In the age-old philosophic wisdom of Aquinas, “a small error in the beginning becomes huge in the end”. The Clarke’s retrial should have never been on murder. At worst it should have been averted when J Corboy cautioned the prosecution not to lead on the inference of intention from the nature and cause of the injuries. Should the defence have called for a No Case To Answer on the murder charge at that stage? Failing that, should the judge have cautioned both parties of the pending problems ahead and prompt the defence to argue for a No Case? Could a lay jury realise the problematic subtext in the opposing narratives they were to consider? Was it fair for the jury to be deprived the knowledge of the previous trial and Appeal judges’ findings? Should the retrial have been heard by judge alone?

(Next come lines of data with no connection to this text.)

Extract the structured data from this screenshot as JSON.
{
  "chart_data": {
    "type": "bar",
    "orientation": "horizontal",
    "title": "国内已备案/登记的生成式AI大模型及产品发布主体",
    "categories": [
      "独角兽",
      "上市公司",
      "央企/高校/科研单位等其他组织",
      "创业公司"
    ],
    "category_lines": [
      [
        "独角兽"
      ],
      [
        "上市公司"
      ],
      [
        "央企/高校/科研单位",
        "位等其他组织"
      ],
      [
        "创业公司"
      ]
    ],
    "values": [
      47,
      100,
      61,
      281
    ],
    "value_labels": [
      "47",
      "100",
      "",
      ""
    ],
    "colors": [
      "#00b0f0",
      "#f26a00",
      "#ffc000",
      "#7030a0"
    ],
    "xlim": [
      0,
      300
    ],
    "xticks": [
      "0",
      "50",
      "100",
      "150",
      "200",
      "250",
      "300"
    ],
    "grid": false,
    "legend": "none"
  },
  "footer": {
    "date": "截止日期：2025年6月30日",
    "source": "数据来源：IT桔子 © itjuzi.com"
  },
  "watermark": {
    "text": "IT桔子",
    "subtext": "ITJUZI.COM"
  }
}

The Clarke brothers’ have won their first Appeal on causation in 2018 at a legal cost of almost $2 million. No new evidence in support of the murder conviction was introduced at retrial by the prosecutor and yet it is envisaged that on September 25th J Corboy’s sentencing will be a Life term with a higher non-parole minimum term than that in 2013. The Clarke brothers will be forced to appeal again at a similar cost and for similar reasons. Ambrose Clarke’s family has applied for assistance from a charitable non-profit organisation, Miscarriage Of Justice Support Fund Inc. Here is the link to the donation campaign: .
Estimates in Australia, US and UK say that up to 10% of those incarcerated for serious crimes are innocent… It is more likely to be wrongly accused of a serious crime than winning 4th division Australian Lotto. Miscarriages of justice will continue relentlessly without serious reforms to the legal system that allows such errors to occur… What if it happened to you?